SubMiner/backlog/tasks/task-333 - Suppress-aru-subtitle-annotations.md

---
id: TASK-333
title: Suppress aru subtitle annotations
status: Done
assignee: []
created_date: '2026-05-04 04:39'
updated_date: '2026-05-04 05:02'
labels:
  - tokenizer
  - annotations
  - bug
dependencies: []
priority: medium
---

## Description

<!-- SECTION:DESCRIPTION:BEGIN -->
Add `ある` / `有る` to the subtitle annotation suppression path so `aru` tokens remain hoverable and never receive N+1, JLPT, frequency, or name-match annotation metadata. Known-word highlighting is special: if a filtered `aru` token is known and known highlighting is enabled, it should still render as known.
<!-- SECTION:DESCRIPTION:END -->

## Acceptance Criteria
<!-- AC:BEGIN -->
- [x] #1 `ある` and kanji headword/surface variants such as `有る` are excluded by the subtitle annotation filter.
- [x] #2 Annotation stripping clears N+1, JLPT, frequency, and name metadata for `aru` tokens while preserving token hover data.
- [x] #3 Known-word highlighting still applies to filtered tokens, including `aru`, when known-word lookup marks them known.
- [x] #4 Regression coverage fails before the fix and passes after.
<!-- AC:END -->

## Implementation Plan

<!-- SECTION:PLAN:BEGIN -->
1. Add `ある`/`有る`/`在る` to the shared subtitle annotation hard-exclusion terms.
2. Preserve/recompute known-word status for filtered tokens while stripping N+1, JLPT, frequency, and name metadata.
3. Add RED/GREEN unit and tokenizer regression coverage, plus a changelog fragment.
4. Run targeted tests and full handoff gate.
<!-- SECTION:PLAN:END -->

## Implementation Notes

<!-- SECTION:NOTES:BEGIN -->
TDD path: added failing annotation-stage coverage first. Initial implementation made targeted tests pass, then broader tokenizer coverage revealed an older fixture expecting `ある` to remain lexical; updated that integration expectation to the new requested behavior. Follow-up correction: known-word highlighting is the lone annotation exception for filtered tokens, so the strip path now preserves known state and `annotateTokens` recomputes known status for filtered tokens while still clearing N+1/JLPT/frequency/name metadata.
<!-- SECTION:NOTES:END -->

## Final Summary

<!-- SECTION:FINAL_SUMMARY:BEGIN -->
Suppressed non-known subtitle annotations for `aru` existence verbs by adding `ある`, `有る`, and `在る` to the shared hard-exclusion list. Corrected the filtered-token path so known-word highlighting still applies whenever known highlighting is enabled; filtered tokens now keep/gain `isKnown` but still lose N+1, JLPT, frequency, and name metadata.
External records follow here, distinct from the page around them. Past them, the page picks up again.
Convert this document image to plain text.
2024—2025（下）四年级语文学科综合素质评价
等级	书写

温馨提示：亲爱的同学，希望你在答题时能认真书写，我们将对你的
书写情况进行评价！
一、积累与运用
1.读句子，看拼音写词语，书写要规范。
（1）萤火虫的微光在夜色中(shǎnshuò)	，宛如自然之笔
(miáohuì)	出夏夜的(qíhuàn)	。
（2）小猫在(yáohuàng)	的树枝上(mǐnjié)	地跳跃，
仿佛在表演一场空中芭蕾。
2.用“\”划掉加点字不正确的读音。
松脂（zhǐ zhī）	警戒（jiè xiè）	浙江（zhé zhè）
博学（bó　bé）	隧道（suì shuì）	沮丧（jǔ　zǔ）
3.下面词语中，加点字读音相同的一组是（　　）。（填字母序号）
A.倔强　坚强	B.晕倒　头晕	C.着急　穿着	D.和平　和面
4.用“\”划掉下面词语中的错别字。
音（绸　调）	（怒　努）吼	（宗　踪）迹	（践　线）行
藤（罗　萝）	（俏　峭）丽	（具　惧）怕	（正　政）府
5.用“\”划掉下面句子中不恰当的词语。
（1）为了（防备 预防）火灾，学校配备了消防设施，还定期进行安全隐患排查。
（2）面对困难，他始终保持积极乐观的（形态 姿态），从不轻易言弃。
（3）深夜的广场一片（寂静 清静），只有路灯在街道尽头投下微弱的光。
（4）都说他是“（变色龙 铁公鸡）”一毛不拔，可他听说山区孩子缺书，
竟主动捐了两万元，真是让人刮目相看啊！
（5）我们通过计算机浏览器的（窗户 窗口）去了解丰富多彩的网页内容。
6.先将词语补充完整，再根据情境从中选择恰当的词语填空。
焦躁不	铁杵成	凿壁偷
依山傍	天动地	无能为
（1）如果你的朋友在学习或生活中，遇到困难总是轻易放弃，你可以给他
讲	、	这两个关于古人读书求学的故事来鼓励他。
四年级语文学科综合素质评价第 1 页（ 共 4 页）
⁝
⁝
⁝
Added and updated annotation-stage and tokenizer regression coverage for `aru`, particles, helper fragments, interjections, and other filtered known tokens. Added `changes/333-aru-annotation-filter.md`.

Validation passed: RED failures observed before implementation/correction; `bun test src/core/services/tokenizer/annotation-stage.test.ts`; `bun test src/core/services/tokenizer.test.ts`; `bun run typecheck`; `bun run format:check:src`; `bun run changelog:lint`; `bun run test:fast`; `bun run test:env`; `bun run build`; `bun run test:smoke:dist`.
<!-- SECTION:FINAL_SUMMARY:END -->